Auth & roles
Merchant staff authenticate with Supabase Auth (email/password with
session handling). Send the Supabase JWT as a bearer token, plus the
x-organization-slug header to pick which of your memberships you're acting
on:
curl https://api.litecommerce.io/api/v1/merchant/items \
-H "Authorization: Bearer <supabase-jwt>" \
-H "x-organization-slug: your-store"The guard chain
Three guards run in order on merchant routes:
MerchantAuthGuard— validates the bearer JWT against Supabase Auth and resolves it to a litecommerce user (lazily syncing the user row on first login).MembershipGuard— readsx-organization-slugand confirms the authenticated user has a membership in that organization. No membership → the request is rejected.RolesGuard— enforces legacy route-role metadata when present and the newer permission-policy metadata on merchant mutations. Read endpoints are generally open to any member. Writes are open to Owner/Admin by default, and Staff can be delegated specific write capabilities through permission presets or direct permission groups.
Built-in roles
litecommerce ships three base roles:
| Role | Typical use |
|---|---|
| Owner | Full control, including owner-only powers like billing and ownership transfer |
| Admin | Full operational control across tenant settings, staff, merchandising, and operations |
| Staff | Read-only baseline; write access comes from permission groups |
Staff can hold memberships in multiple tenants and switch between them — useful for agencies and operators who work across brands.
Permission groups
Permission groups are the fine-grained layer below the base role. Owner/Admin members retain broad write access; Staff members start read-only and need one or more groups for merchant mutations:
| Group | Controls |
|---|---|
catalog:write | Products, variants, catalog media, collections, and item ordering |
content:write | CMS page creation and edits |
inventory:adjust | Stock adjustments, holds, releases, and low-stock thresholds |
orders:operate | Order status, fulfillment status, and internal notes |
returns:operate | Return/RMA status and notes |
reviews:moderate | Product review approval and rejection |
pricing:write | Coupons, automatic discounts, sale windows, and bundles |
customers:support | Customer support workflows |
reports:view | Reporting and operational analytics |
settings:manage | Tenant settings and shipping configuration |
team:manage | Teammate invites and membership management |
api-keys:manage | Tenant API key create/revoke operations |
Future shared-commerce, booking, and subscription surfaces add their own groups as those milestones ship. The built-in permission presets are composed from these groups; custom presets are a tenant-admin workflow.

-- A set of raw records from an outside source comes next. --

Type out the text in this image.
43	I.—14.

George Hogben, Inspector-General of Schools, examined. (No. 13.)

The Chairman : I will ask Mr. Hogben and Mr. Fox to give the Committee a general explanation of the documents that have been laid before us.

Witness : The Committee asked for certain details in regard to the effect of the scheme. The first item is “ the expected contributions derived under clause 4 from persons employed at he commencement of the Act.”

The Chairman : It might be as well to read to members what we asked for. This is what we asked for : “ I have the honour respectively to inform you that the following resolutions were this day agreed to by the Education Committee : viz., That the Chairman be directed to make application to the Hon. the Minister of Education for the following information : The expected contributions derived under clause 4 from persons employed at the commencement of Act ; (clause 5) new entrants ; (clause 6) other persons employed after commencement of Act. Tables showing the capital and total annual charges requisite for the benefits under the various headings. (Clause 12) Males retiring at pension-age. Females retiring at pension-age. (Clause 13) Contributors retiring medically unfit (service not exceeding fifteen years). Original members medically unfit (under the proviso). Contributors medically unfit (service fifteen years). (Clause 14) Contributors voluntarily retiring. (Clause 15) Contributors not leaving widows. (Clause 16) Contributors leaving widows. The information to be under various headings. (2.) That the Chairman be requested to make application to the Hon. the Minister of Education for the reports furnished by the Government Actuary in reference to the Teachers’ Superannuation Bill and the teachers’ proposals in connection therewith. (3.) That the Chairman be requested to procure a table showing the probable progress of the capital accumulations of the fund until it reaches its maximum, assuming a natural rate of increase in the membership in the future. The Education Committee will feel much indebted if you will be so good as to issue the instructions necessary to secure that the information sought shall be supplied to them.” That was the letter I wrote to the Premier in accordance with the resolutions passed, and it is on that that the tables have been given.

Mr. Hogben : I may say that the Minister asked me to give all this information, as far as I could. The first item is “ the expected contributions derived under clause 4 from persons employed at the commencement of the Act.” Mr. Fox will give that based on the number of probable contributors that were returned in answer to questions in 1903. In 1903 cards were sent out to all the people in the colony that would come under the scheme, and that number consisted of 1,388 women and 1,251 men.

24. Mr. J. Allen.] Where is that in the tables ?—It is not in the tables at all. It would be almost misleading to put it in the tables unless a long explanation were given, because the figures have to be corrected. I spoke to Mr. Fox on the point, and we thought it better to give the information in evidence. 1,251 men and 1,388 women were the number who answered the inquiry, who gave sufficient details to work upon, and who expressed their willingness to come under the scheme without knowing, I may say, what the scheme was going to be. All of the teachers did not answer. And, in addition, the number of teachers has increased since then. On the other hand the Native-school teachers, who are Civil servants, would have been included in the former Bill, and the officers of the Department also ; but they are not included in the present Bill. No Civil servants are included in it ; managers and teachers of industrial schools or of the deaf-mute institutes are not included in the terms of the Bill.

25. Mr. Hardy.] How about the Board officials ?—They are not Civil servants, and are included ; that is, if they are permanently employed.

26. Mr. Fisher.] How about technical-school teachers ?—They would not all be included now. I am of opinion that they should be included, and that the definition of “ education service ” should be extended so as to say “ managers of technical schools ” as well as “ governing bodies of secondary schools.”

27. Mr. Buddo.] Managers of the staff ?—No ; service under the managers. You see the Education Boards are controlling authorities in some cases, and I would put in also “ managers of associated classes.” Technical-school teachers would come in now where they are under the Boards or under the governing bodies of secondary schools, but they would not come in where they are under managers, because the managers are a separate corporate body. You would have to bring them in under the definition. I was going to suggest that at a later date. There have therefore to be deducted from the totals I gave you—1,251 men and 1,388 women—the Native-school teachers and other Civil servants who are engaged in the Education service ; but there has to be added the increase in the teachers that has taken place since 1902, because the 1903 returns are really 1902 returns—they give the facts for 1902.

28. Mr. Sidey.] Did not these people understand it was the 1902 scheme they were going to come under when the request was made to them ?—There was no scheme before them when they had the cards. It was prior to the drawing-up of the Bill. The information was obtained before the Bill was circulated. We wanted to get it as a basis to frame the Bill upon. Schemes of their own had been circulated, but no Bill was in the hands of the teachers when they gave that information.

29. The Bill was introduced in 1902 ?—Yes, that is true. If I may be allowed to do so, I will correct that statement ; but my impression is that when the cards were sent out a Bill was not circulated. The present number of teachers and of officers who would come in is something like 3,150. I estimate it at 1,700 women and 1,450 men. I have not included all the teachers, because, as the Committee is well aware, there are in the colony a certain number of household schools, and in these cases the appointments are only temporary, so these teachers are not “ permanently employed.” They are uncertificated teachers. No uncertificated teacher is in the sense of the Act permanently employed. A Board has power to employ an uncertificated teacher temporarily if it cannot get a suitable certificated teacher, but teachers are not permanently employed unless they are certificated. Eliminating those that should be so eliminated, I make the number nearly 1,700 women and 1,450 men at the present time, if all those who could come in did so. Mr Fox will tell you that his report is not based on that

Additional roles from the pre-permission model map to Staff during migration and should be treated as historical names only.
Public vs. merchant
Public storefront reads need no authentication — they rely on tenant context only. Authentication applies to merchant and platform surfaces, where writes and privileged reads live.
Today, merchant requests authenticate only with a Supabase staff JWT —
there's no API-key auth path yet. Epic 2 shipped tenant API-key
storage and management (create/rotate/revoke), but the inbound x-api-key
auth flow for server-to-server calls lands in a later milestone. See
API keys for what exists today vs. what's coming.
Endpoint-level auth and permission requirements are annotated in the API reference.